Zen
Es war schön zu sehen, wie Willow sich nach und nach entspannte und schnell einen Rhythmus fand. Dafür, dass sie bislang alleine getanzt hatte, war sie eine sehr gute Tanzpartnerin. Es fiel mir leicht ihr zu folgen oder sie zu führen. Es fühlte sich natürlich an. Unbeschwert. Gleichzeitig spürte ich ihren Blick auf mir. Sie sah nur mich an, die anderen interessierten sie nicht. Diese volle Aufmerksamkeit wirbelte meine Gedanken durcheinander, Wärme schoss in meine Ohren.
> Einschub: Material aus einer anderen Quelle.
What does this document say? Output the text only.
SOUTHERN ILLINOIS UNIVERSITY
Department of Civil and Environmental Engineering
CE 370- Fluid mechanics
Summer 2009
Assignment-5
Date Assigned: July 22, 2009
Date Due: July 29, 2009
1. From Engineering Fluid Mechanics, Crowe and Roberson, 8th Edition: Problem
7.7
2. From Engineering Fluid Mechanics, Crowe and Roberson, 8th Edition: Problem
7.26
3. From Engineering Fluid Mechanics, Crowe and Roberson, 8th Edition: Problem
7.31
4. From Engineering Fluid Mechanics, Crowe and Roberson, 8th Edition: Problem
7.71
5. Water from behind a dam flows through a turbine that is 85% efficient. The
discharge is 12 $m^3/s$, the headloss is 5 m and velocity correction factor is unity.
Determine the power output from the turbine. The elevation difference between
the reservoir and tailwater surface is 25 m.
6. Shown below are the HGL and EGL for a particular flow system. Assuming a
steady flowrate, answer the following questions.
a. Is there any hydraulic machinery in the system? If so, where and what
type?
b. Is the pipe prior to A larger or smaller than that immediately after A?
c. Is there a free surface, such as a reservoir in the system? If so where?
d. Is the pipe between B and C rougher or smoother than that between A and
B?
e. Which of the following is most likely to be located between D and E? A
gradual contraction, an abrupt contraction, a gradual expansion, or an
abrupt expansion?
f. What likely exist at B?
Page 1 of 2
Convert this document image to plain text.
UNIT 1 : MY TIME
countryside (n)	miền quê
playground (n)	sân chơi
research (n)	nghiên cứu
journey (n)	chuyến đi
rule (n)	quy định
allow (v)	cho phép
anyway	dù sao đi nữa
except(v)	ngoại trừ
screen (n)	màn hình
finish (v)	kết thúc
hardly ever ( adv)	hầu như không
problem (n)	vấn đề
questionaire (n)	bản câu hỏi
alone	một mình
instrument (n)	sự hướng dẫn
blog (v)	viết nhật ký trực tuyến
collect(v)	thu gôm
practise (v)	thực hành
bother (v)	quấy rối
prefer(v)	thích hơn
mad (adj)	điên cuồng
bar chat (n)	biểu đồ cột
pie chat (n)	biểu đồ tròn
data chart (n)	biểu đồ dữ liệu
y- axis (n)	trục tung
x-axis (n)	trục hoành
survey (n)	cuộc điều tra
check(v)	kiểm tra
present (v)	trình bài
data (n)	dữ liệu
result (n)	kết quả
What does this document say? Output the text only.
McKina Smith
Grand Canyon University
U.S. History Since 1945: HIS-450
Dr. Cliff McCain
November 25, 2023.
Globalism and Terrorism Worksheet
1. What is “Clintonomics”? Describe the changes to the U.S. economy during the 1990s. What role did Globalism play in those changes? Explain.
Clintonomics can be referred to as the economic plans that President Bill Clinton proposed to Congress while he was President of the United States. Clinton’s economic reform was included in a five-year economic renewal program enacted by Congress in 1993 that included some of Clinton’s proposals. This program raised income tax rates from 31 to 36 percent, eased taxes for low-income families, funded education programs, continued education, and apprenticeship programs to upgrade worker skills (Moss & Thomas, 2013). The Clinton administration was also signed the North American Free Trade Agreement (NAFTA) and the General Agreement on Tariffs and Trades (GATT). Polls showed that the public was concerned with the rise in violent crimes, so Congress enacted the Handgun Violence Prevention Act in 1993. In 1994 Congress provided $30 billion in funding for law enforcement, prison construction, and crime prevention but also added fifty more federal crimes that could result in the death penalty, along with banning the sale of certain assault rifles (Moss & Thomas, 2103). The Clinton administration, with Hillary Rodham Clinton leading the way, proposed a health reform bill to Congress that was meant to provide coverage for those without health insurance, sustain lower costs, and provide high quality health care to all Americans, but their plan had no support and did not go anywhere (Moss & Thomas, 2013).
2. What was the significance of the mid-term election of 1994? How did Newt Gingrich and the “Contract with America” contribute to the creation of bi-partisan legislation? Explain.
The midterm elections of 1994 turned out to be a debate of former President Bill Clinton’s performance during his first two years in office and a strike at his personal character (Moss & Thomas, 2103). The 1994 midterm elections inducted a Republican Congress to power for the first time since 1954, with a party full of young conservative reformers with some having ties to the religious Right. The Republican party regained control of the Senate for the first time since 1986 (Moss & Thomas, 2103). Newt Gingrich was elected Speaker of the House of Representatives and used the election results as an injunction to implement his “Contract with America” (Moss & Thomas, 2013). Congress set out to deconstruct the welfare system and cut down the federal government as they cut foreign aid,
Ich nahm gar nicht wahr, was um uns herum passierte, bis jemand gegen mich stieß und glockenhelles Lachen ertönte. Kersia entschuldigte sich kichernd, Elora stimmte mit ein. Die beiden hatten wohl ihren Spaß. Ich schüttelte lächelnd den Kopf und trat reflexartig zur Seite, wobei ich fast gegen Willow stieß. Immerhin war ich ihr nicht auf die Füße getreten, auch wenn sie kein Problem damit hätte. >Hast du Spaß?< fragte ich sie gut gelaunt.
Kersia
Irgendwann wurde mir so warm, dass ich Elora um eine Pause bitten musste. Ihr ging die Luft natürlich nicht aus, das lag bestimmt am Harpyie-Gen. Sie brachte mir ein Glas Wasser und zwinkerte mir zu. >Die richtige Abkühlung findest du draußen im Meer. Brauchst nur dein Kleid ausziehen und für Aufregung sorgen.<
Ich lachte. >Mag sein, dass ich sehr freizügig und rebellisch bin, aber selbst ich kenne die Grenzen meiner Freiheit. Ich will nicht bestraft werden.< Elora blickte unschuldig drein und schaute zu ihrem Zwillingsbruder, der immer noch mit meiner Mutter tanzte. Ihrem erheiterten Gesichtsausdruck zu urteilen, erzählte er die guten Anekdoten. In dieser Hinsicht war Elior ein professioneller Aufreißer. Schmunzelnd trank ich das Glas Wasser in wenigen Zügen leer und fühlte mich sogleich besser. Ich fand es total süß, wie Zen mit seiner Noch-nicht-Freundin Willow tanzte. Man musste blind sein, um das beidseitige Interesse nicht zu erkennen.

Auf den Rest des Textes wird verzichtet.